Notes on (Re)Modelling the Library Domain (JISC Workshop).

A couple of weeks ago, I attended JISC’s Modelling the Library Domain Workshop. I was asked to facilitate some sessions at the workshop, which was an interesting but slightly (let’s say) ‘hectic’ experience. Despite this, I found the day very positive. We were dealing with potentially contentious issues, but I noted real consensus around some key points. The ‘death of the OPAC’ was declared and no blood was shed as a result. Instead I largely heard murmured assent. As a community, we might have finally faced a critical juncture, and there were certainly lessons to be learned in terms of considering the future of services such as Copac, which as a web search service, in the Library Domain Model would count as national JISC service ‘Channel.’

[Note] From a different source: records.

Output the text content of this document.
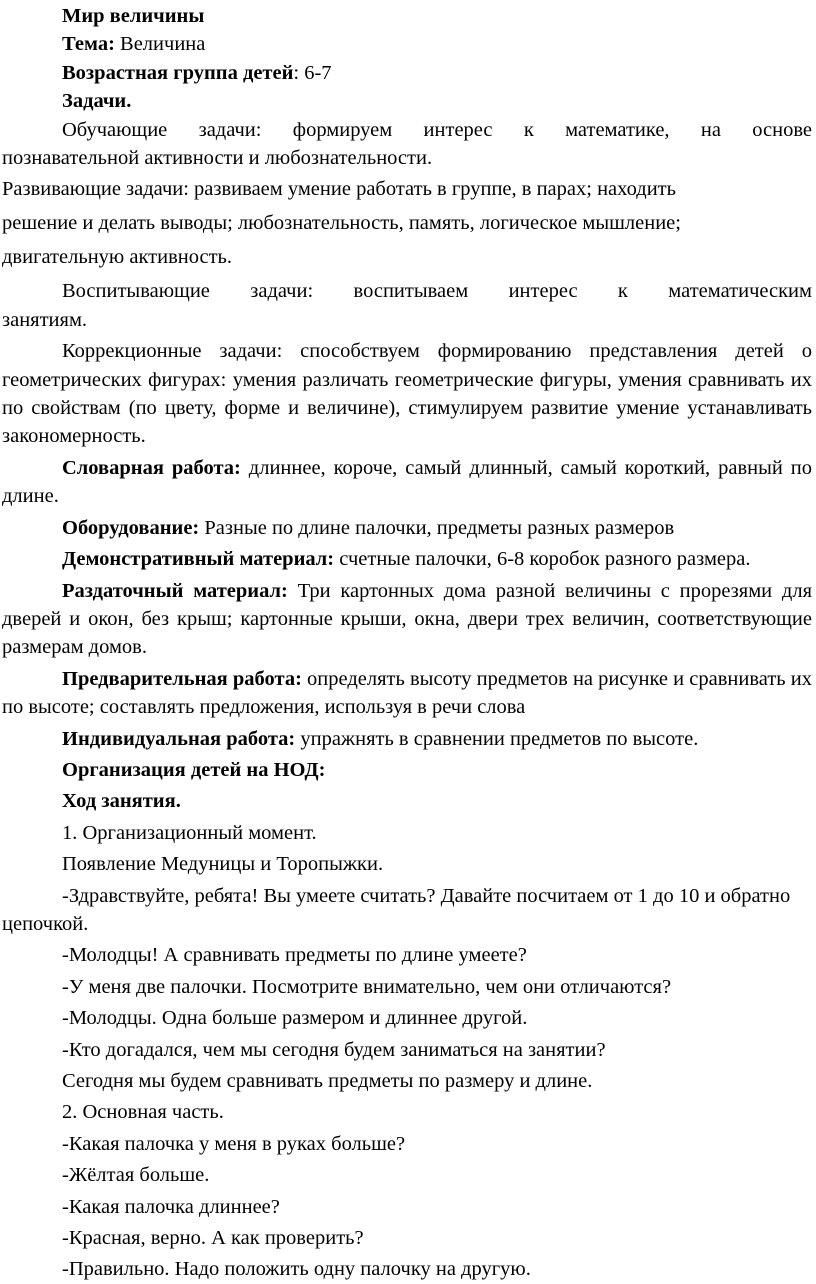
Мир величины

Тема: Величина

Возрастная группа детей: 6-7

Задачи.

Обучающие задачи: формируем интерес к математике, на основе

познавательной активности и любознательности.

Развивающие задачи: развиваем умение работать в группе, в парах; находить

решение и делать выводы; любознательность, память, логическое мышление;

двигательную активность.

Воспитывающие задачи: воспитываем интерес к математическим

занятиям.

Коррекционные задачи: способствуем формированию представления детей о геометрических фигурах: умения различать геометрические фигуры, умения сравнивать их по свойствам (по цвету, форме и величине), стимулируем развитие умение устанавливать закономерность.

Словарная работа: длиннее, короче, самый длинный, самый короткий, равный по длине.

Оборудование: Разные по длине палочки, предметы разных размеров

Демонстративный материал: счетные палочки, 6-8 коробок разного размера.

Раздаточный материал: Три картонных дома разной величины с прорезями для дверей и окон, без крыш; картонные крыши, окна, двери трех величин, соответствующие размерам домов.

Предварительная работа: определять высоту предметов на рисунке и сравнивать их по высоте; составлять предложения, используя в речи слова

Индивидуальная работа: упражнять в сравнении предметов по высоте.

Организация детей на НОД:

Ход занятия.

1. Организационный момент.

Появление Медуницы и Торопыжки.

-Здравствуйте, ребята! Вы умеете считать? Давайте посчитаем от 1 до 10 и обратно цепочкой.

-Молодцы! А сравнивать предметы по длине умеете?

-У меня две палочки. Посмотрите внимательно, чем они отличаются?

-Молодцы. Одна больше размером и длиннее другой.

-Кто догадался, чем мы сегодня будем заниматься на занятии?

Сегодня мы будем сравнивать предметы по размеру и длине.

2. Основная часть.

-Какая палочка у меня в руках больше?

-Жёлтая больше.

-Какая палочка длиннее?

-Красная, верно. А как проверить?

-Правильно. Надо положить одну палочку на другую.
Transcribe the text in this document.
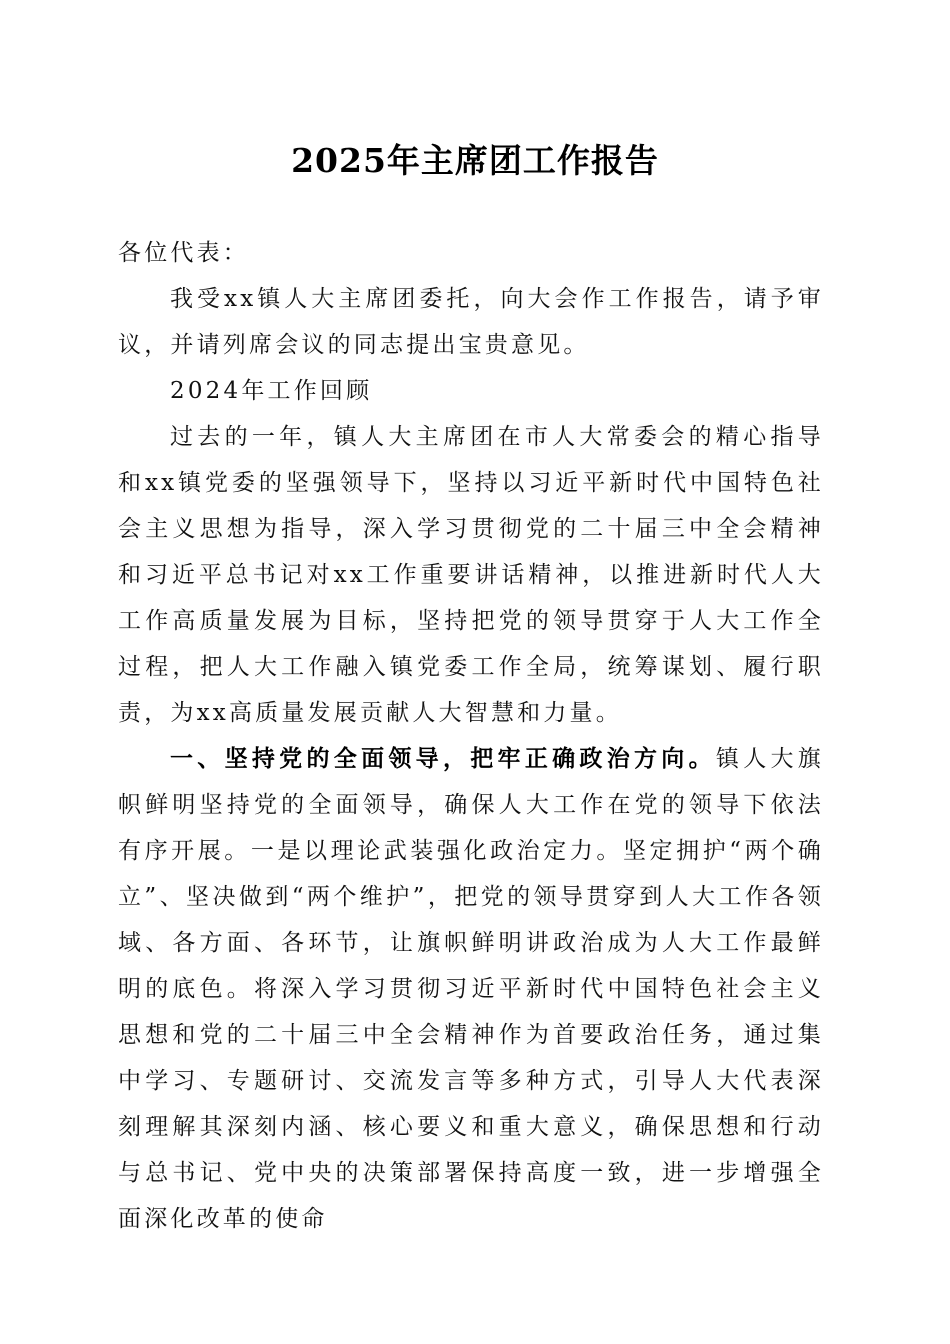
2025年主席团工作报告

各位代表：

我受xx镇人大主席团委托，向大会作工作报告，请予审议，并请列席会议的同志提出宝贵意见。

2024年工作回顾

过去的一年，镇人大主席团在市人大常委会的精心指导和xx镇党委的坚强领导下，坚持以习近平新时代中国特色社会主义思想为指导，深入学习贯彻党的二十届三中全会精神和习近平总书记对xx工作重要讲话精神，以推进新时代人大工作高质量发展为目标，坚持把党的领导贯穿于人大工作全过程，把人大工作融入镇党委工作全局，统筹谋划、履行职责，为xx高质量发展贡献人大智慧和力量。

一、坚持党的全面领导，把牢正确政治方向。镇人大旗帜鲜明坚持党的全面领导，确保人大工作在党的领导下依法有序开展。一是以理论武装强化政治定力。坚定拥护“两个确立”、坚决做到“两个维护”，把党的领导贯穿到人大工作各领域、各方面、各环节，让旗帜鲜明讲政治成为人大工作最鲜明的底色。将深入学习贯彻习近平新时代中国特色社会主义思想和党的二十届三中全会精神作为首要政治任务，通过集中学习、专题研讨、交流发言等多种方式，引导人大代表深刻理解其深刻内涵、核心要义和重大意义，确保思想和行动与总书记、党中央的决策部署保持高度一致，进一步增强全面深化改革的使命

In the morning, we were asked to interrogate what has been characterised as the three ‘realms’ of the Library Domain: Corporation, Channels, and Clients. (For more explanation of this model, see the TILE project report on the Library Domain Model). My groups were responsible for picking apart the ‘Channel’ realm definition:

The Channel: a means of delivering knowledge assets to Clients, not necessarily restricted to the holdings or the client base of any particular Corporation, Channels within this model range from local OPACs to national JISC services and ‘webscale’ services such as Amazon and Google Scholar. Operators of channel services will typically require corporate processes (e.g. a library managing its collection, an online book store managing its stock). However, there may be an increasing tendency towards separation, channels relying on the corporate services of others and vice versa (e.g. a library exposing its records to channels such as Google or Liblime, a bookshop outsourcing some of its channel services to the Amazon marketplace).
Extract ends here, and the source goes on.